オトナな初恋
『え―ッッ!!』
昼時のカフェ。店内にいる人達が一斉に私たちを見る。
「ちょっと奈緒!声大きいよ!」
周りを伺いながら、私は奈緒を宥める。
『だって!!まさかそこまで話が進んでるなんて!!』
「私もびっくりしてる。」
『何よ。人事みたいな言い方しちゃって。』
「そんなつもりじゃ…でもね?黙って帰って来ちゃったから、あれから顔合わせて無いし、まだ実感わかないっていうか…」
そう。まるで夢でもみてたんじゃないかな。なんて思ってしまったり。
『亜希はあと一押しが足りない!そこで起こして、朝ご飯一緒に食べましょ。
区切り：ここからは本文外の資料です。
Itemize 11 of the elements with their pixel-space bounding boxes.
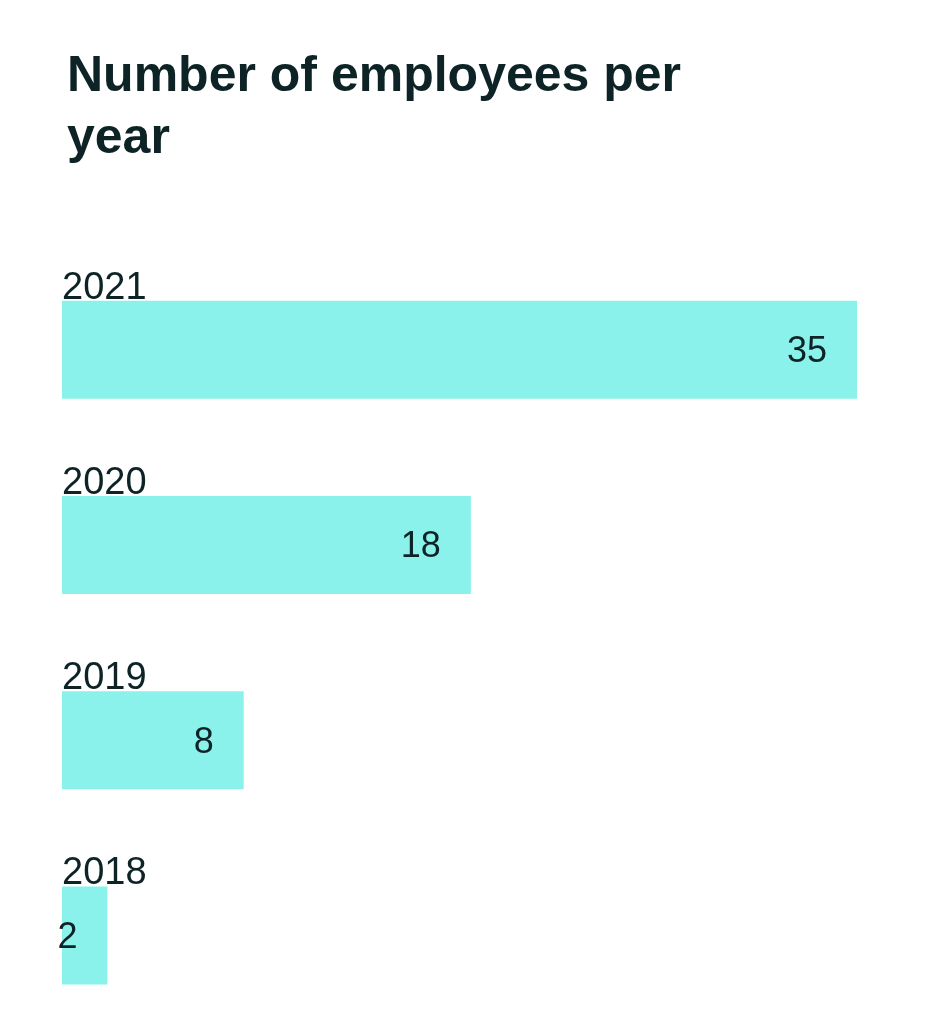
data-label: 35 bbox=[786, 329, 827, 371]
data-label: 8 bbox=[193, 719, 214, 761]
bar bbox=[62, 495, 471, 594]
bar bbox=[62, 691, 244, 790]
y-tick-label: 2020 bbox=[62, 459, 147, 502]
y-tick-label: 2018 bbox=[62, 850, 147, 893]
chart-title: Number of employees per year bbox=[67, 46, 695, 164]
data-label: 18 bbox=[400, 524, 441, 566]
y-tick-label: 2021 bbox=[62, 264, 147, 307]
y-tick-label: 2019 bbox=[62, 655, 147, 698]
bar bbox=[62, 300, 857, 399]
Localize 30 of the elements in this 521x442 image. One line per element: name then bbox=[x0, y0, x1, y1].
とか言って、もう少し一緒にいれば、いやでも実感だってわくもんでしょ』
「勘弁してよ。昨日ので精一杯だったんだから!」
『ま、頑張った方か。それに、私との約束ちゃんと覚えててくれたみたいだしね?』
「当たり前だよ!だって彼との久し振りのデート服、買いに行きたいって言ってたじゃん!」
『うん。まあね。』
奈緒には、彼氏がいて、その彼は、出張が多い。出張から帰って来て、次の日にはまた出張。なんて事がよくあるらしい。